A decisão, tomada em um momento de alta volatilidade nos preços do petróleo no mercado internacional – exacerbada por tensões geopolíticas no Oriente Médio – visa também aumentar o uso de biocombustíveis produzidos nacionalmente. De acordo com o CNPE, os testes de desempenho, consumo e emissões realizados até agora não apontaram problemas significativos no funcionamento dos veículos, mesmo entre aqueles que não são flex. O colegiado assegura que a nova mistura, embora mais concentrada em etanol, não traz riscos operacionais evidentes aos automóveis.

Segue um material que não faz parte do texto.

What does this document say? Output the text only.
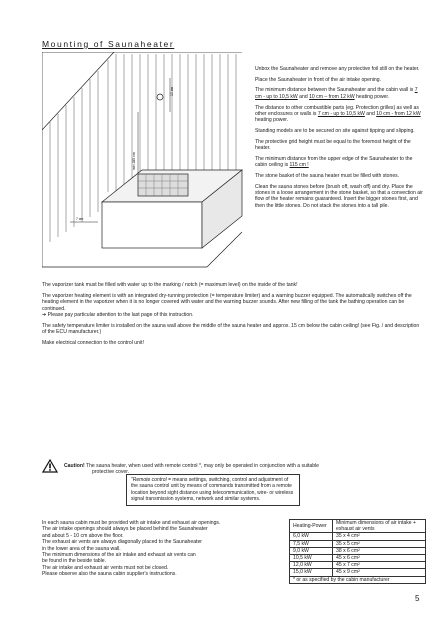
Mounting of Saunaheater
10 cm
min 185 cm
7 cm

Unbox the Saunaheater and remove any protective foil still on the heater.

Place the Saunaheater in front of the air intake opening.

The minimum distance between the Saunaheater and the cabin wall is 7 cm - up to 10,5 kW and 10 cm – from 12 kW heating power.

The distance to other combustible parts (eg. Protection grilles) as well as other enclosures or walls is 7 cm - up to 10,5 kW and 10 cm - from 12 kW heating power.

Standing models are to be secured on site against tipping and slipping.

The protective grid height must be equal to the foremost height of the heater.

The minimum distance from the upper edge of the Saunaheater to the cabin ceiling is 115 cm !

The stone basket of the sauna heater must be filled with stones.

Clean the sauna stones before (brush off, wash off) and dry. Place the stones in a loose arrangement in the stone basket, so that a convection air flow of the heater remains guaranteed. Insert the bigger stones first, and then the little stones. Do not stack the stones into a tall pile.

The vaporizer tank must be filled with water up to the marking / notch (= maximum level) on the inside of the tank!

The vaporizer heating element is with an integrated dry-running protection (= temperature limiter) and a warning buzzer equipped. The automatically switches off the heating element in the vaporizer when it is no longer covered with water and the warning buzzer sounds. After new filling of the tank the bathing operation can be continued.

➔ Please pay particular attention to the last page of this instruction.

The safety temperature limiter is installed on the sauna wall above the middle of the sauna heater and approx. 15 cm below the cabin ceiling! (see Fig. / and description of the ECU manufacturer.)

Make electrical connection to the control unit!

Caution! The sauna heater, when used with remote control *, may only be operated in conjunction with a suitable
protective cover.
"Remote control = means settings, switching, control and adjustment of the sauna control unit by means of commands transmitted from a remote location beyond sight distance using telecommunication, wire- or wireless signal transmission systems, network and similar systems.
In each sauna cabin must be provided with air intake and exhaust air openings.
The air intake openings should always be placed behind the Saunaheater
and about 5 - 10 cm above the floor.
The exhaust air vents are always diagonally placed to the Saunaheater
in the lower area of the sauna wall.
The minimum dimensions of the air intake and exhaust air vents can
be found in the beside table.
The air intake and exhaust air vents must not be closed.
Please observe also the sauna cabin supplier's instructions.
Heating-Power	Minimum dimensions of air intake + exhaust air vents
6,0 kW	35 x 4 cm²
7,5 kW	35 x 5 cm²
9,0 kW	38 x 6 cm²
10,5 kW	45 x 6 cm²
12,0 kW	45 x 7 cm²
15,0 kW	45 x 9 cm²
* or as specified by the cabin manufacturer	
5
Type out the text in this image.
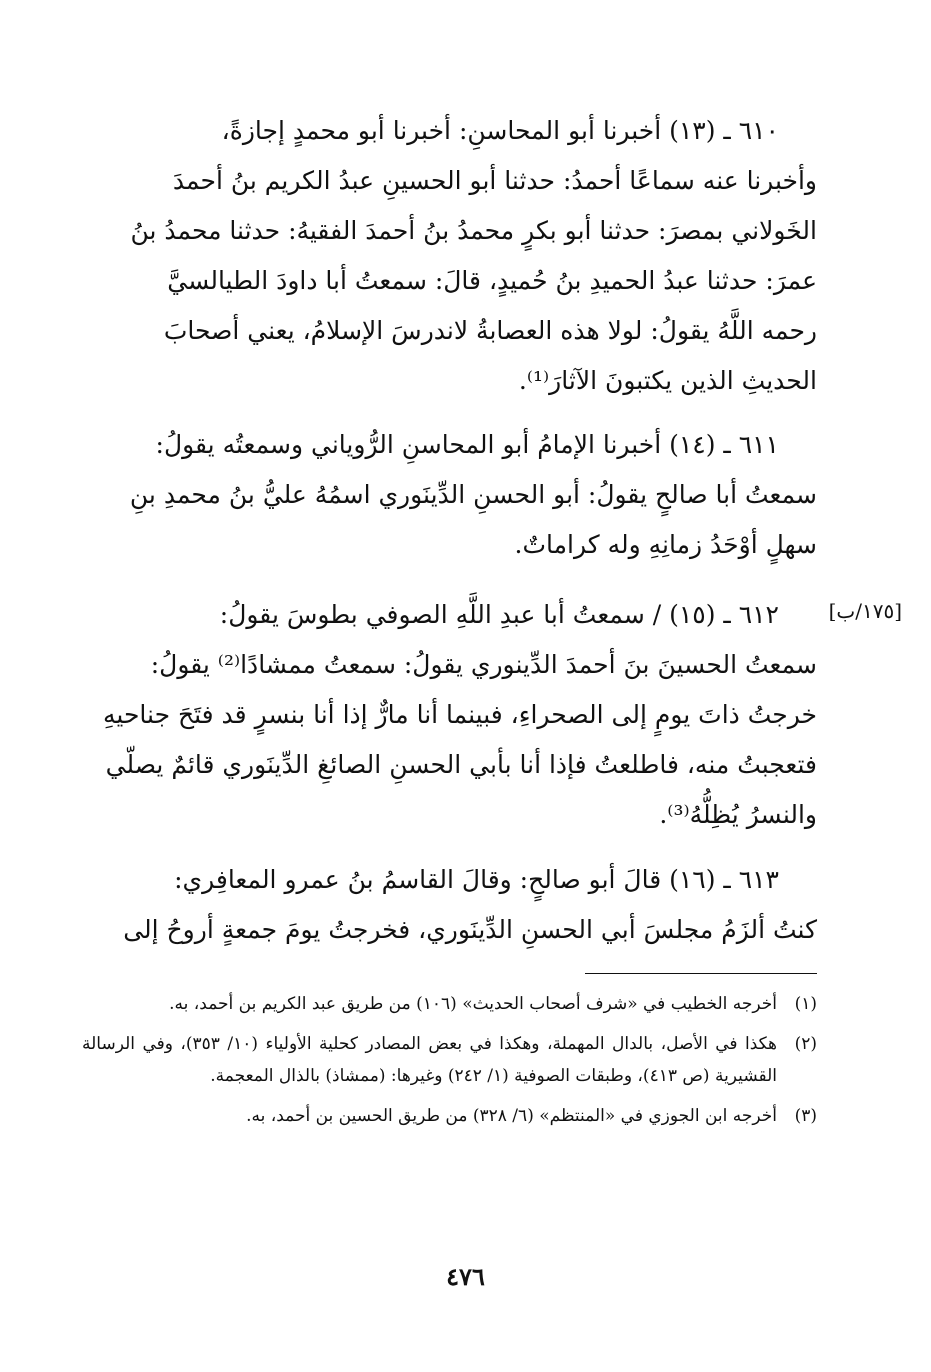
[١٧٥/ب]

٦١٠ ـ (١٣) أخبرنا أبو المحاسنِ: أخبرنا أبو محمدٍ إجازةً،

وأخبرنا عنه سماعًا أحمدُ: حدثنا أبو الحسينِ عبدُ الكريم بنُ أحمدَ

الخَولاني بمصرَ: حدثنا أبو بكرٍ محمدُ بنُ أحمدَ الفقيهُ: حدثنا محمدُ بنُ

عمرَ: حدثنا عبدُ الحميدِ بنُ حُميدٍ، قالَ: سمعتُ أبا داودَ الطيالسيَّ

رحمه اللَّهُ يقولُ: لولا هذه العصابةُ لاندرسَ الإسلامُ، يعني أصحابَ

الحديثِ الذين يكتبونَ الآثارَ⁽¹⁾.

٦١١ ـ (١٤) أخبرنا الإمامُ أبو المحاسنِ الرُّوياني وسمعتُه يقولُ:

سمعتُ أبا صالحٍ يقولُ: أبو الحسنِ الدِّينَوري اسمُهُ عليُّ بنُ محمدِ بنِ

سهلٍ أوْحَدُ زمانِهِ وله كراماتٌ.

٦١٢ ـ (١٥) / سمعتُ أبا عبدِ اللَّهِ الصوفي بطوسَ يقولُ:

سمعتُ الحسينَ بنَ أحمدَ الدِّينوري يقولُ: سمعتُ ممشادًا⁽²⁾ يقولُ:

خرجتُ ذاتَ يومٍ إلى الصحراءِ، فبينما أنا مارٌّ إذا أنا بنسرٍ قد فتَحَ جناحيهِ

فتعجبتُ منه، فاطلعتُ فإذا أنا بأبي الحسنِ الصائغِ الدِّينَوري قائمٌ يصلّي

والنسرُ يُظِلُّهُ⁽³⁾.

٦١٣ ـ (١٦) قالَ أبو صالحٍ: وقالَ القاسمُ بنُ عمرو المعافِري:

كنتُ ألزَمُ مجلسَ أبي الحسنِ الدِّينَوري، فخرجتُ يومَ جمعةٍ أروحُ إلى

(١)
أخرجه الخطيب في «شرف أصحاب الحديث» (١٠٦) من طريق عبد الكريم بن أحمد، به.
(٢)
هكذا في الأصل، بالدال المهملة، وهكذا في بعض المصادر كحلية الأولياء (١٠/ ٣٥٣)، وفي الرسالة القشيرية (ص ٤١٣)، وطبقات الصوفية (١/ ٢٤٢) وغيرها: (ممشاذ) بالذال المعجمة.
(٣)
أخرجه ابن الجوزي في «المنتظم» (٦/ ٣٢٨) من طريق الحسين بن أحمد، به.
٤٧٦
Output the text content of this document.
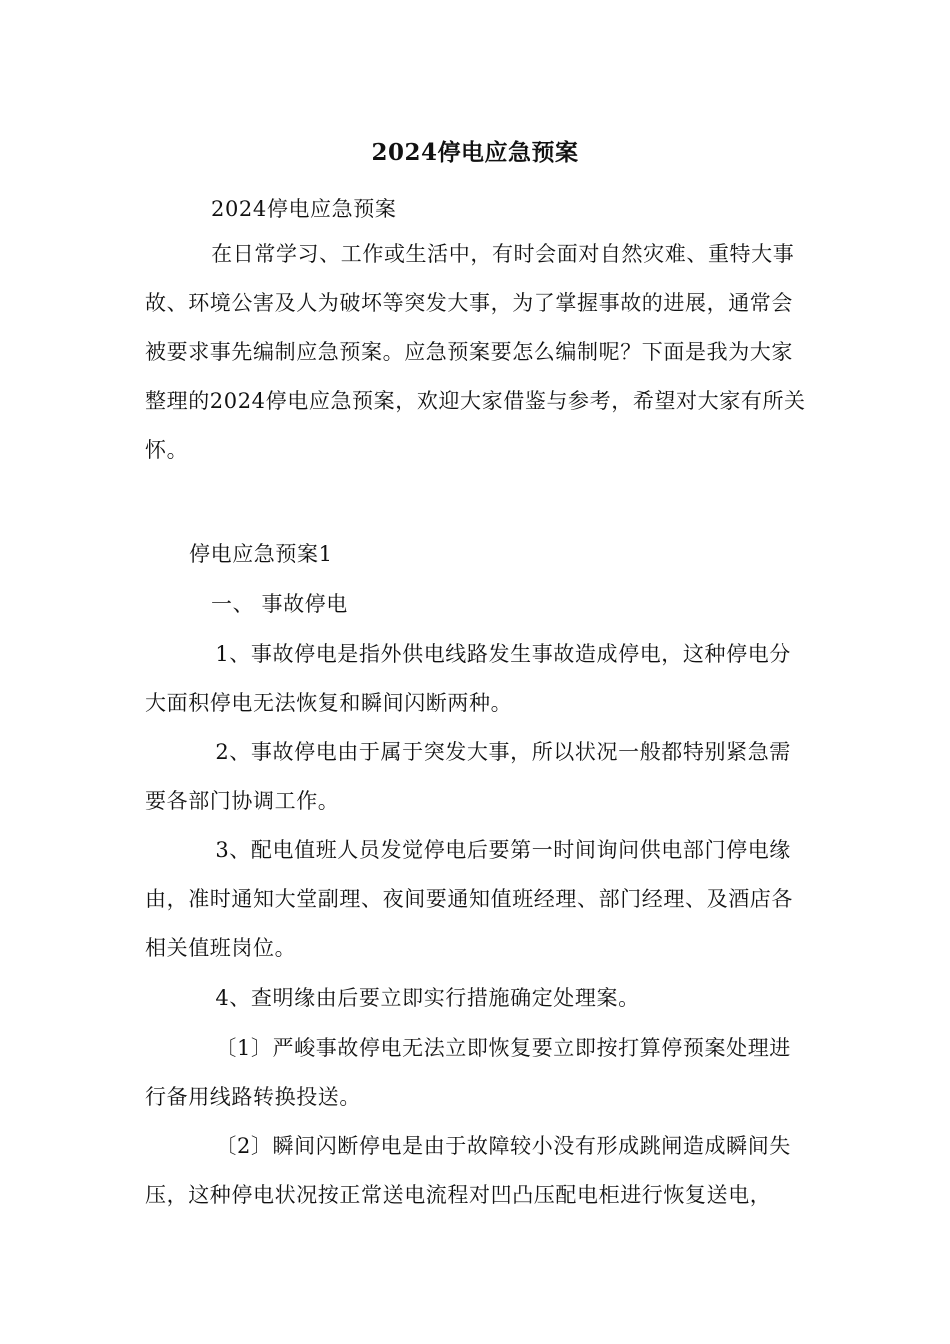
2024停电应急预案

2024停电应急预案

在日常学习、工作或生活中，有时会面对自然灾难、重特大事故、环境公害及人为破坏等突发大事，为了掌握事故的进展，通常会被要求事先编制应急预案。应急预案要怎么编制呢？下面是我为大家整理的2024停电应急预案，欢迎大家借鉴与参考，希望对大家有所关怀。

停电应急预案1

一、 事故停电

1、事故停电是指外供电线路发生事故造成停电，这种停电分大面积停电无法恢复和瞬间闪断两种。

2、事故停电由于属于突发大事，所以状况一般都特别紧急需要各部门协调工作。

3、配电值班人员发觉停电后要第一时间询问供电部门停电缘由，准时通知大堂副理、夜间要通知值班经理、部门经理、及酒店各相关值班岗位。

4、查明缘由后要立即实行措施确定处理案。

〔1〕严峻事故停电无法立即恢复要立即按打算停预案处理进行备用线路转换投送。

〔2〕瞬间闪断停电是由于故障较小没有形成跳闸造成瞬间失压，这种停电状况按正常送电流程对凹凸压配电柜进行恢复送电，
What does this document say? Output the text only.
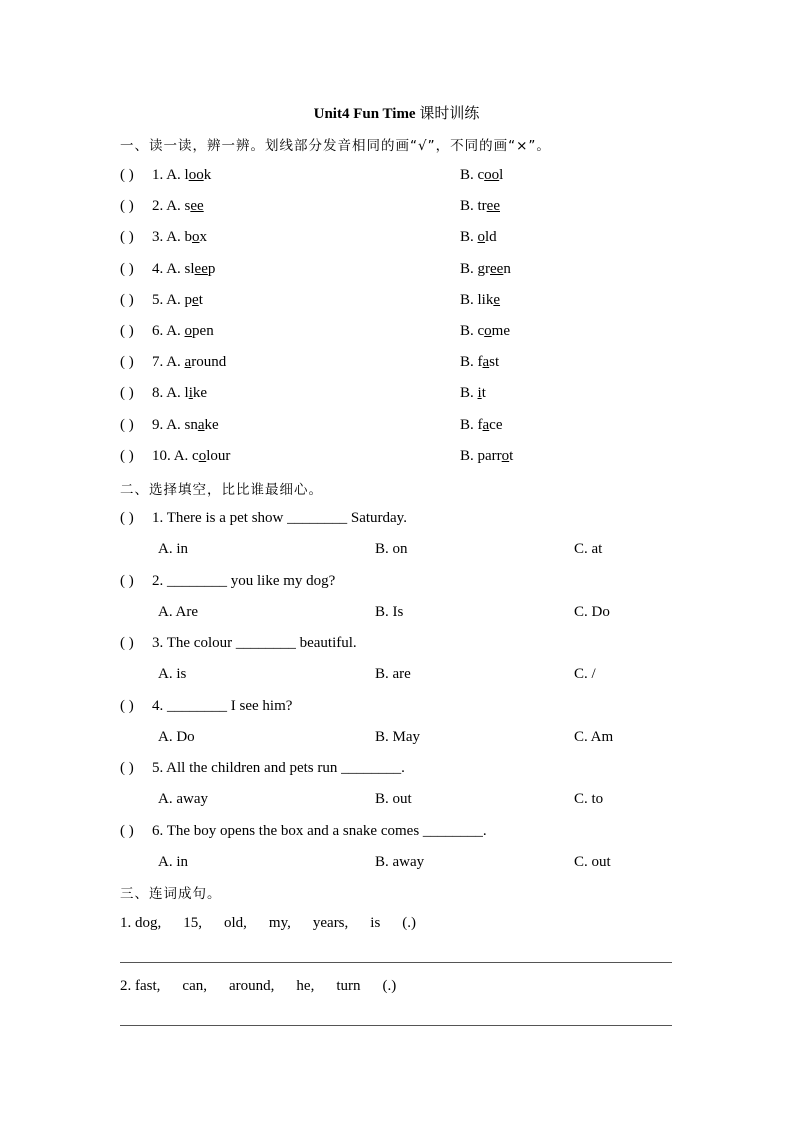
Unit4 Fun Time 课时训练
一、读一读，辨一辨。划线部分发音相同的画“√”，不同的画“×”。
( ) 1. A. look	B. cool
( ) 2. A. see	B. tree
( ) 3. A. box	B. old
( ) 4. A. sleep	B. green
( ) 5. A. pet	B. like
( ) 6. A. open	B. come
( ) 7. A. around	B. fast
( ) 8. A. like	B. it
( ) 9. A. snake	B. face
( ) 10. A. colour	B. parrot
二、选择填空，比比谁最细心。
( ) 1. There is a pet show ________ Saturday.
A. in	B. on	C. at
( ) 2. ________ you like my dog?
A. Are	B. Is	C. Do
( ) 3. The colour ________ beautiful.
A. is	B. are	C. /
( ) 4. ________ I see him?
A. Do	B. May	C. Am
( ) 5. All the children and pets run ________.
A. away	B. out	C. to
( ) 6. The boy opens the box and a snake comes ________.
A. in	B. away	C. out
三、连词成句。
1. dog, 15, old, my, years, is (.)
2. fast, can, around, he, turn (.)
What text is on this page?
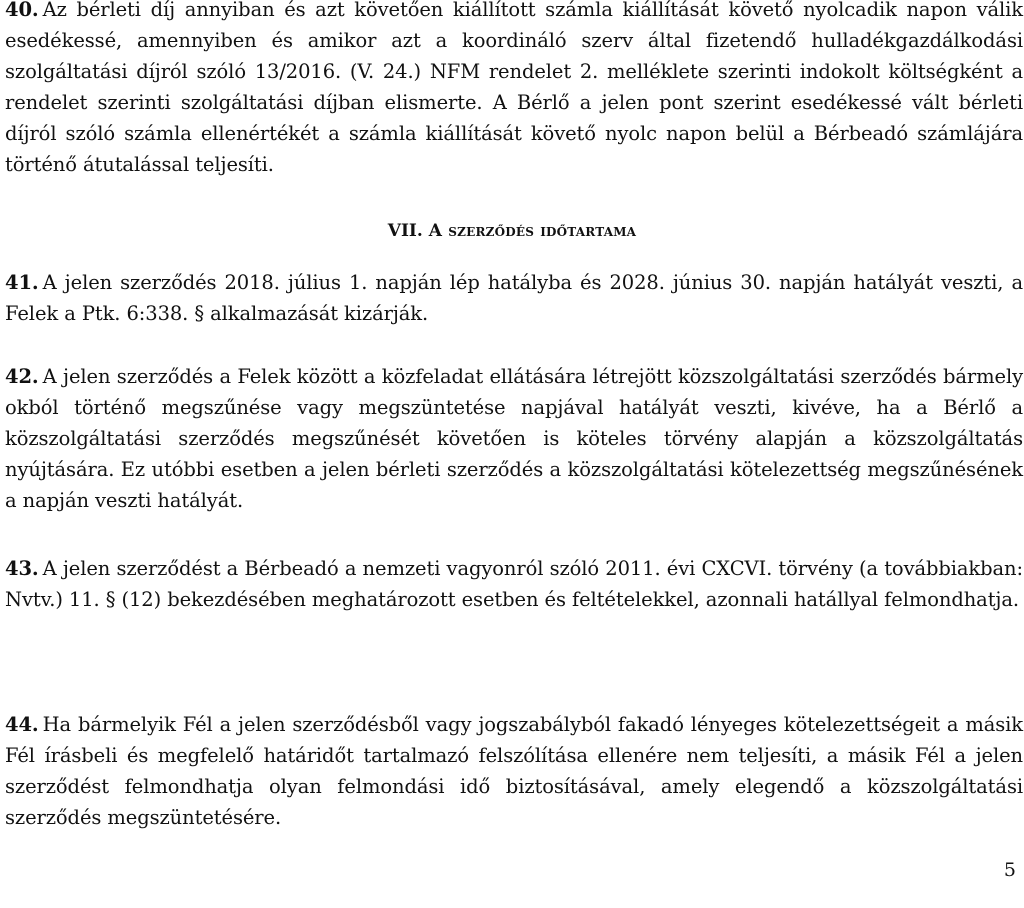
40. Az bérleti díj annyiban és azt követően kiállított számla kiállítását követő nyolcadik napon válik esedékessé, amennyiben és amikor azt a koordináló szerv által fizetendő hulladékgazdálkodási szolgáltatási díjról szóló 13/2016. (V. 24.) NFM rendelet 2. melléklete szerinti indokolt költségként a rendelet szerinti szolgáltatási díjban elismerte. A Bérlő a jelen pont szerint esedékessé vált bérleti díjról szóló számla ellenértékét a számla kiállítását követő nyolc napon belül a Bérbeadó számlájára történő átutalással teljesíti.

VII. A szerződés időtartama

41. A jelen szerződés 2018. július 1. napján lép hatályba és 2028. június 30. napján hatályát veszti, a Felek a Ptk. 6:338. § alkalmazását kizárják.

42. A jelen szerződés a Felek között a közfeladat ellátására létrejött közszolgáltatási szerződés bármely okból történő megszűnése vagy megszüntetése napjával hatályát veszti, kivéve, ha a Bérlő a közszolgáltatási szerződés megszűnését követően is köteles törvény alapján a közszolgáltatás nyújtására. Ez utóbbi esetben a jelen bérleti szerződés a közszolgáltatási kötelezettség megszűnésének a napján veszti hatályát.

43. A jelen szerződést a Bérbeadó a nemzeti vagyonról szóló 2011. évi CXCVI. törvény (a továbbiakban: Nvtv.) 11. § (12) bekezdésében meghatározott esetben és feltételekkel, azonnali hatállyal felmondhatja.

44. Ha bármelyik Fél a jelen szerződésből vagy jogszabályból fakadó lényeges kötelezettségeit a másik Fél írásbeli és megfelelő határidőt tartalmazó felszólítása ellenére nem teljesíti, a másik Fél a jelen szerződést felmondhatja olyan felmondási idő biztosításával, amely elegendő a közszolgáltatási szerződés megszüntetésére.

5
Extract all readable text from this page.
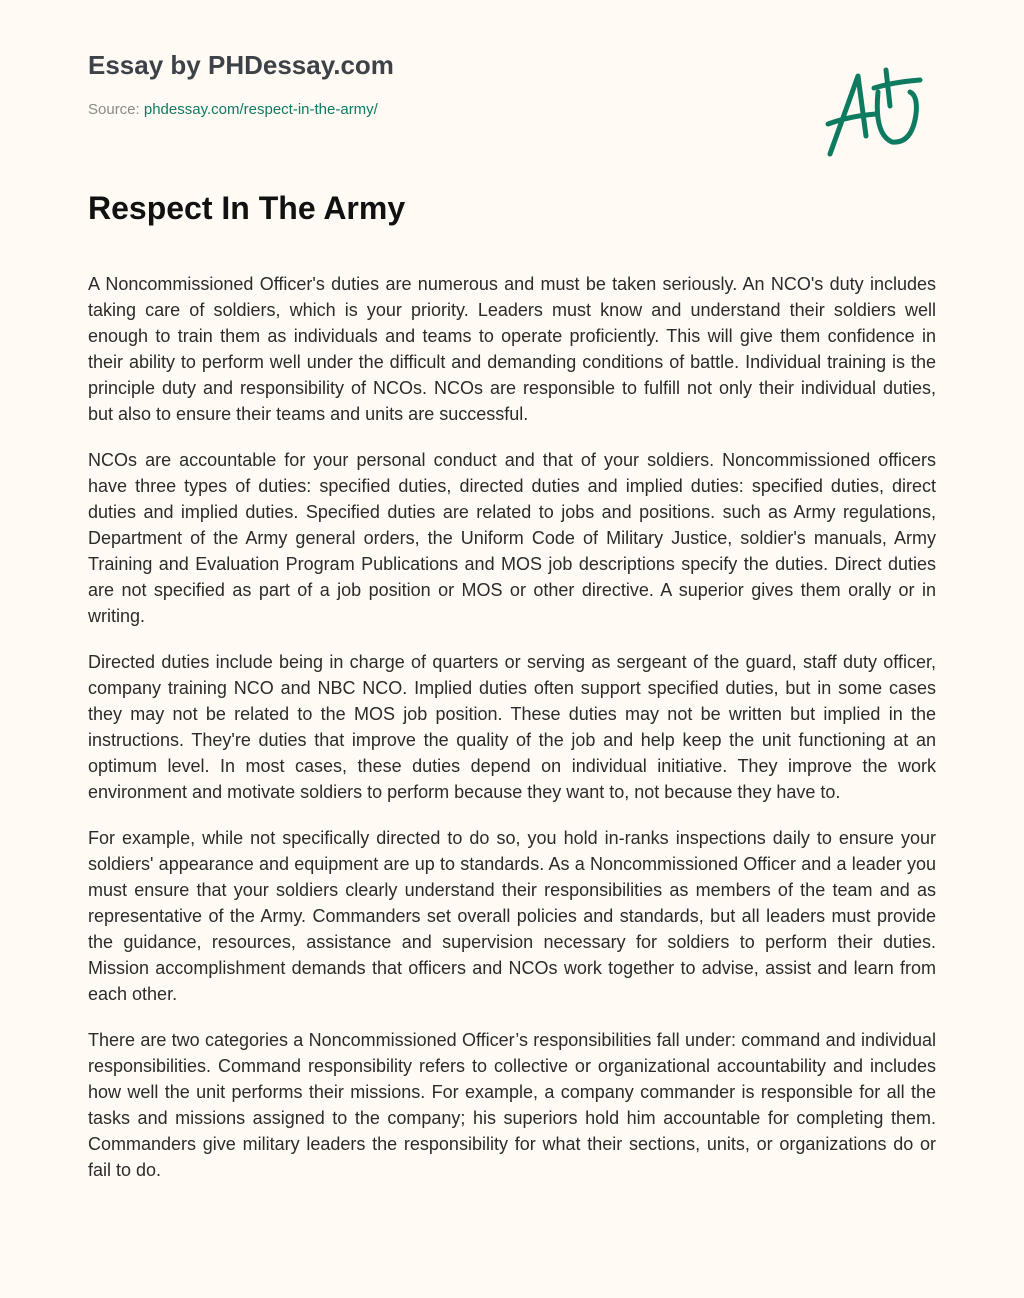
Essay by PHDessay.com
Source: phdessay.com/respect-in-the-army/
Respect In The Army

A Noncommissioned Officer's duties are numerous and must be taken seriously. An NCO's duty includes taking care of soldiers, which is your priority. Leaders must know and understand their soldiers well enough to train them as individuals and teams to operate proficiently. This will give them confidence in their ability to perform well under the difficult and demanding conditions of battle. Individual training is the principle duty and responsibility of NCOs. NCOs are responsible to fulfill not only their individual duties, but also to ensure their teams and units are successful.

NCOs are accountable for your personal conduct and that of your soldiers. Noncommissioned officers have three types of duties: specified duties, directed duties and implied duties: specified duties, direct duties and implied duties. Specified duties are related to jobs and positions. such as Army regulations, Department of the Army general orders, the Uniform Code of Military Justice, soldier's manuals, Army Training and Evaluation Program Publications and MOS job descriptions specify the duties. Direct duties are not specified as part of a job position or MOS or other directive. A superior gives them orally or in writing.

Directed duties include being in charge of quarters or serving as sergeant of the guard, staff duty officer, company training NCO and NBC NCO. Implied duties often support specified duties, but in some cases they may not be related to the MOS job position. These duties may not be written but implied in the instructions. They're duties that improve the quality of the job and help keep the unit functioning at an optimum level. In most cases, these duties depend on individual initiative. They improve the work environment and motivate soldiers to perform because they want to, not because they have to.

For example, while not specifically directed to do so, you hold in-ranks inspections daily to ensure your soldiers' appearance and equipment are up to standards. As a Noncommissioned Officer and a leader you must ensure that your soldiers clearly understand their responsibilities as members of the team and as representative of the Army. Commanders set overall policies and standards, but all leaders must provide the guidance, resources, assistance and supervision necessary for soldiers to perform their duties. Mission accomplishment demands that officers and NCOs work together to advise, assist and learn from each other.

There are two categories a Noncommissioned Officer’s responsibilities fall under: command and individual responsibilities. Command responsibility refers to collective or organizational accountability and includes how well the unit performs their missions. For example, a company commander is responsible for all the tasks and missions assigned to the company; his superiors hold him accountable for completing them. Commanders give military leaders the responsibility for what their sections, units, or organizations do or fail to do.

Entretanto, essa decisão tem gerado um intenso debate entre o governo e representantes do setor automotivo. A Associação Nacional dos Fabricantes de Veículos Automotores (Anfavea) levantou preocupações sobre a segurança da nova mistura obrigatória de 32%. A associação defende que ainda não existem estudos conclusivos que comprovem a compatibilidade da frota de veículos com essa alteração, advertindo que os testes anteriores com a mistura de 30% não garantem a confiabilidade necessária para a adoção do novo percentual. Além disso, a Anfavea destaca a falta de ensaios que verifiquem a durabilidade e a autonomia dos veículos sob essa nova proporção de etanol.
O governo defende que a ampliação do uso de etanol faz parte do programa “Combustível do Futuro”, que visa promover o emprego de energias renováveis e diminuir as emissões de poluentes, ao mesmo tempo que reduz a dependência do Brasil em relação às importações de gasolina. O Ministério de Minas e Energia indica que essa mudança poderia, inclusive, refletir em uma diminuição de alguns centavos nos preços dos combustíveis nas bombas.
Em outra deliberação relevante, o CNPE atualizou as diretrizes para o fornecimento de biodiesel, estabelecendo que esse produto, destinado ao diesel B, seja fabricado apenas por unidades previamente autorizadas pela Agência Nacional do Petróleo, Gás Natural e Biocombustíveis (ANP). Enquanto isso, a comercialização de biodiesel importado permanece permitida para outros segmentos. As novas diretrizes não alteram contratos já estabelecidos, mas abrem espaço para que instituições como o Banco Nacional de Desenvolvimento Econômico e Social (BNDES) e a Caixa Econômica possam avaliar a viabilidade de renegociações, em meio a pressões econômicas e financeiras enfrentadas pelo setor.